Anyone who claims to have an answer to North Korea’s nuclear problem has been misinformed. A premeditated nuclear attack is unlikely from any side. Rather, the risk of war lies in the possibility of miscommunication, misperception and miscalculation that could see the cycle of provocation and escalation spin out of control.

The Korean War ended in 1953 with a ceasefire but not peace agreement. The 38th parallel is heavily militarised, barbed wire-fenced, mined and patrolled. Over six decades of demonising, isolating and sanctioning, the Kim dynasty-led regime has perpetuated a stalemate at escalating levels of insecurity. North Korea conducts another nuclear test, possibly more powerful than before. Or a longer-range missile test. US and UN impose additional or tougher sanctions. US and North Korea exchange more threats. The stalemate continues, but with heightened sense of insecurity on all sides.

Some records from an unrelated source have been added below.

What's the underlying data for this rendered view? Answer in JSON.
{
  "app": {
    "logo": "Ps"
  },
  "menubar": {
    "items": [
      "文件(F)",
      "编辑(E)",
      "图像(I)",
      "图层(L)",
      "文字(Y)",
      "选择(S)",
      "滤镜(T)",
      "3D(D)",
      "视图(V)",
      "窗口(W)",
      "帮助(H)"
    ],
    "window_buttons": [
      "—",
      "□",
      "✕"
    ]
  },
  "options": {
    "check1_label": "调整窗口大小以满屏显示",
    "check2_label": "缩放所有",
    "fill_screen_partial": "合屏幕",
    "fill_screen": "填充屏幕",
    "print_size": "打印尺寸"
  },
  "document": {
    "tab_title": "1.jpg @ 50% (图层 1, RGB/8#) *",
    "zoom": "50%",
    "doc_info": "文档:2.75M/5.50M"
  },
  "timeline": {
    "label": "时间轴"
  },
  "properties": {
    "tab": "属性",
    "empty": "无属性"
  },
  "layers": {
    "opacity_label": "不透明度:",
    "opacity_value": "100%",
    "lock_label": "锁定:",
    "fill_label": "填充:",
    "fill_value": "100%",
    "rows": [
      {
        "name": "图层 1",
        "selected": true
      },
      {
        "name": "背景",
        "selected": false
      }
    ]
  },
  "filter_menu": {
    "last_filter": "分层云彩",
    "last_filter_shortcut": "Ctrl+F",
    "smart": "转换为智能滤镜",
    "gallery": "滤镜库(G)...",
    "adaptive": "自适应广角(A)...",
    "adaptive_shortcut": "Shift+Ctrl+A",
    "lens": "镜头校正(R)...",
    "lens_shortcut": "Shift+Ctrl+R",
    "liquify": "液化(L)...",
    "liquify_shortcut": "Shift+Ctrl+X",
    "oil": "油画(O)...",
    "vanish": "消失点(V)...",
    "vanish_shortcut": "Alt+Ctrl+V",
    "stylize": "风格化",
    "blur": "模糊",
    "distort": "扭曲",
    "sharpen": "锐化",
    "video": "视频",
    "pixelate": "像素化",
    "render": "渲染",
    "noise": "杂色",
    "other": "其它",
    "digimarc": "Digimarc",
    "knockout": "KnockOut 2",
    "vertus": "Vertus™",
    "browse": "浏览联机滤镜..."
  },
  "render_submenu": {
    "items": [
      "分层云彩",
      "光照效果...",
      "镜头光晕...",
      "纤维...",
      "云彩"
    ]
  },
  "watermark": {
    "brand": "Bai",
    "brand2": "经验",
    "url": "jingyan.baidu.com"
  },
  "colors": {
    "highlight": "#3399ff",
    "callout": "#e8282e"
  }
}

North Korea’s ambition to acquire an intercontinental nuclearised capability has had four components, three of which have been realised. First, it has been making bombs. According to revised US intelligence assessments, it may have as many as 60 bombs. Second, tests in 2017 proved it has acquired intercontinental ballistic missiles (ICBMs), to put all of mainland US within range. Third, it has successfully miniaturised warheads to fit them on the nose cone of missiles. But further work is needed for another year or two to make warheads robust enough to withstand the rigours of re-entry into Earth’s atmosphere like extreme temperatures and vibrations.

All this  is a direct challenge to US President Donald Trump’s insistence that a nuclear North Korea is unacceptable to America. The exchange of inflammatory rhetoric  have shown both Trump and Kim Jong-un to be bombasts, posing  a clear and present danger to world peace. Between 62-75% of the world’s people believe that Trump is dangerous, arrogant, intolerant and unfit to be president, and yet his power to use nuclear weapons goes virtually unchecked. The existing protocol has been designed for speed and efficiency, not deliberation, and permits the president to launch nuclear weapons with a single verbal order.

It may be too late to reverse North Korea’s nuclear status. Sanctions are ineffectual as a tool of compellence. They generally do more harm than good. They are even less useful against North Korea which is already completely isolated and cut off.